Laboratory rearing of the black soldier fly is difficult (Čičková et al. 2015), since the flies have a complex mating behavior (Tomberlin and Sheppard 2001). All previous studies that obtained fertilized eggs used a large cage (ranging in size from 1.8 × 1.2 × 1.5 m to 2 × 2 × 4 m) holding 750–1000 adults in the field or in a greenhouse (Sheppard et al. 2002; Tomberlin and Sheppard 2002; Tingle et al. 1975; Zhang et al. 2010). Tingle et al. (1975) could not achieve mating or egg collection in two small cages (53 × 91 × 53 cm and 38 × 46 × 38 cm) in a greenhouse with an unstated number of adults. Here, we achieved fertilized eggs in a 27 × 27 × 27 cm cage, which was only 1/800 of the volume of the cage used by Sheppard et al. (2002) and 1/165 that of Zhang et al. (2010). However, the adult density in our experiment was approximately 108 times that of Sheppard et al. (2002) and 25 times that of Zhang et al. (2010). We thus speculate that high density is an important factor in achieving mating and fertilized eggs in a limited volume.

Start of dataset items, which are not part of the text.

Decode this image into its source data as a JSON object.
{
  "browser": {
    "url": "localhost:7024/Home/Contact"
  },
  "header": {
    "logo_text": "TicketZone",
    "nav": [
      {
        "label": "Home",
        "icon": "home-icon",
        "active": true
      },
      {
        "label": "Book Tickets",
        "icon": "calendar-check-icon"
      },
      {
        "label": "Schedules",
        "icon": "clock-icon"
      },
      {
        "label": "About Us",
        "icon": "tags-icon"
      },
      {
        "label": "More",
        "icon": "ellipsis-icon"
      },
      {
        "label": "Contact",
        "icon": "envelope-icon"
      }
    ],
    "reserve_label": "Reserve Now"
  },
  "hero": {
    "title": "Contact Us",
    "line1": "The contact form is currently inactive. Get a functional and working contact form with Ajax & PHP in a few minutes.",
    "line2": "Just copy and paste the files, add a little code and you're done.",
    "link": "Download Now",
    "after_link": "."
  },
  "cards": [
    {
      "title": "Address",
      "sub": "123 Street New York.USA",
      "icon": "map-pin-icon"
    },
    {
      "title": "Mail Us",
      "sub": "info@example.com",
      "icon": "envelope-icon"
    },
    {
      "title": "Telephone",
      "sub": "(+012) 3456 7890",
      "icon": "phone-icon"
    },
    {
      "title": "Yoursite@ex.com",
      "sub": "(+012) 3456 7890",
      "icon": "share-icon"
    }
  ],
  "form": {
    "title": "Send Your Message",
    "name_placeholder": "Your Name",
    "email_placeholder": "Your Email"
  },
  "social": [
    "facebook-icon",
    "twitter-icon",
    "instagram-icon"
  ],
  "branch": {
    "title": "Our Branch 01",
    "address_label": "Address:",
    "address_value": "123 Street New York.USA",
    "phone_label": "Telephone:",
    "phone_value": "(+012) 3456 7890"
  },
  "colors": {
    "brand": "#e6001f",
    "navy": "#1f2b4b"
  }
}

Sunlight is an important factor in achieving mating: higher light intensity promoted mating (Tomberlin and Sheppard 2002) and shade or cloud inhibited it (Tingle et al. 1975). No mating occurred when the light intensity was <63 µmol m−2 s−1, and the mating rate was 75 % when it was >200 µmol m−2 s−1 (Tomberlin and Sheppard 2002).

Nevertheless, we obtained fertilized eggs without sunlight, using fluorescent lighting supplemented with only a 20-W LED lamp with a light intensity range of 47–790 µmol m−2 s−1. Zhang et al. (2010) achieved mating and fertilized eggs of black soldier flies in a 1.8 × 1.2 × 1.5 m cage under a 500-W quartz-iodine lamp with an intensity of 135 µmol m−2 s−1 at 50 cm below the bulb, but not under a 450-W rare-earth lamp with a light intensity of 160 µmol m−2 s−1. The quartz-iodine lamp had a spectrum between 350 and 2500 nm, and the rare-earth lamp had a spectrum between 350 and 450 nm. They concluded that wavelengths between 450 and 700 nm were crucial, since insects typically cannot see wavelengths longer than 700 nm (Briscoe and Chittka 2001). As the LED lamp has a wavelength range of 400–800 nm, our results support the suggestion of Zhang et al. (2010) that wavelengths between 450 and 700 nm influence the mating behavior of the black soldier fly.

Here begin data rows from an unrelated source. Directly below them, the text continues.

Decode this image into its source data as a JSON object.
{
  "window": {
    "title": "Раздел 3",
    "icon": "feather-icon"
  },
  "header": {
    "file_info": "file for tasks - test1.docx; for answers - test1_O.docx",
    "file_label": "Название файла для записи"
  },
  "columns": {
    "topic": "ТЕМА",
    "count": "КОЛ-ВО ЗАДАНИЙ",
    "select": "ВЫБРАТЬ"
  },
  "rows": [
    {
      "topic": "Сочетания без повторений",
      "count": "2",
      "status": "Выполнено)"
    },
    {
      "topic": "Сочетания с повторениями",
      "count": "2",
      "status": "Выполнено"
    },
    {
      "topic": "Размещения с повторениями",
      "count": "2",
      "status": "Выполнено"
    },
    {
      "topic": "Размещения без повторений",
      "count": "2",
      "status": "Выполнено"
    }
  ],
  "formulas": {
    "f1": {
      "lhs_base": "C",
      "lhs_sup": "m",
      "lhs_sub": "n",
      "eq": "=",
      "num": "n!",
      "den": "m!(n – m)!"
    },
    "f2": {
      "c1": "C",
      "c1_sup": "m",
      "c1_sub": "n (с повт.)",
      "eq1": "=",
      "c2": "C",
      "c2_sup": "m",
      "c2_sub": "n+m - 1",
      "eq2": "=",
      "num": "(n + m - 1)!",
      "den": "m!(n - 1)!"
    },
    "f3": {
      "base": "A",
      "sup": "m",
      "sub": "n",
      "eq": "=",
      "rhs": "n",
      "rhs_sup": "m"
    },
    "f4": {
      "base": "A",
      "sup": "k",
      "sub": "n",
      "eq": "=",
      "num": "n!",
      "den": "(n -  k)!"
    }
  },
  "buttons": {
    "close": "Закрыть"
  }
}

Although the LED lamps promoted fertilization, sunlight promoted greater fertility and hatchability (Table 2). There was no significant difference in the total numbers of egg clutches per female or oviposition periods (Table 2). Therefore, additional research on the characteristics of light sources, such as light intensity, spectral range, and duration of exposure, is needed to understand mating behavior better.

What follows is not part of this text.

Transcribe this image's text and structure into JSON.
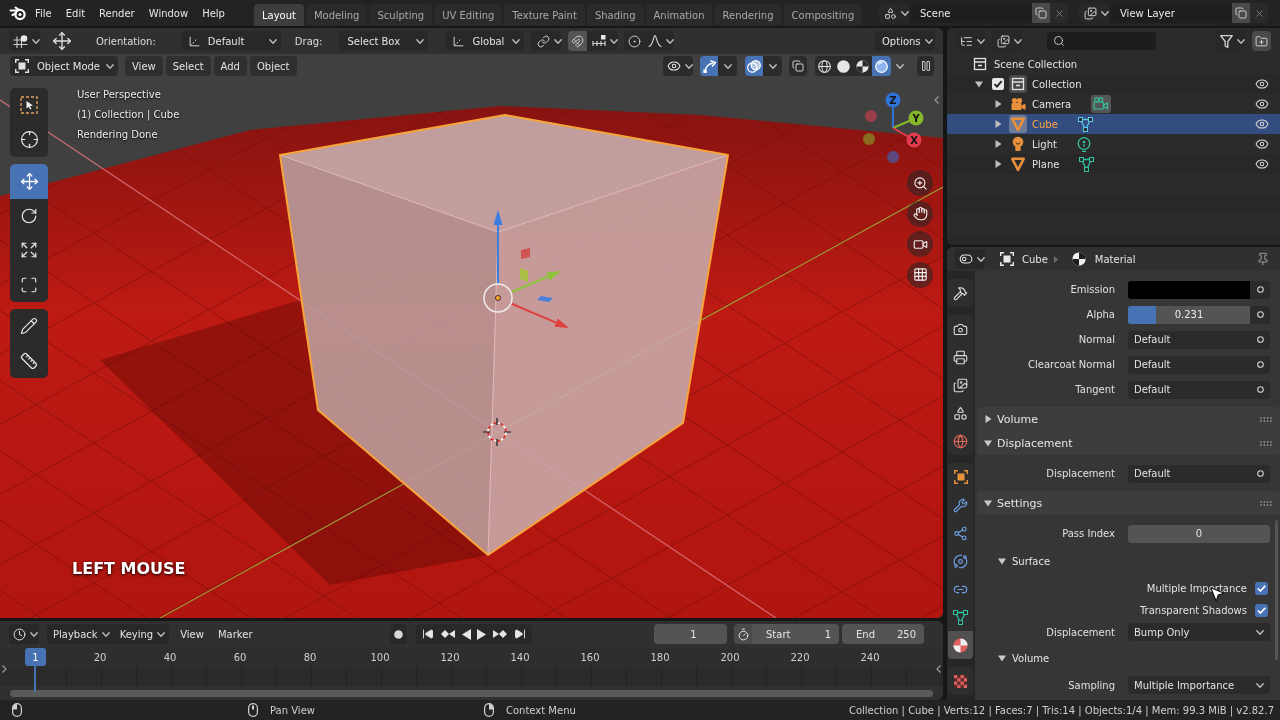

Adult longevity did not differ significantly between sexes in the water-only and unfed treatments (Table 3). However, males lived significantly longer than females on sugar and water and in the group oviposition experiment, although we dont know why. Tomberlin et al. (2002) found that females dissected 3 days after oviposition contained no visible fat or developing ovaries, and speculated that females mate once and oviposit once in their lifetime on account of their short adult lifespan and reliance on fat reserves acquired during the larval stage. However, they did not examine ovaries and oviposition when females were provided with sugar, as would be available in the wild. In our experiment, adult longevity increased greatly with sugar supply (Table 3). Thus, it will be necessary to study how many times the flies mate and oviposit in their lifetime when adequately nourished in order to understand their biology and to enhance their mass production.

Although we successfully obtained fertilized eggs in a small cage and have maintained a black soldier fly colony for more than 22 months in the laboratory, only 11.2 % of clutches were fertilized under LED, and only 39.5 % under sunlight. Therefore, we need to examine how to increase the rate of fertilization for more efficient rearing in the laboratory.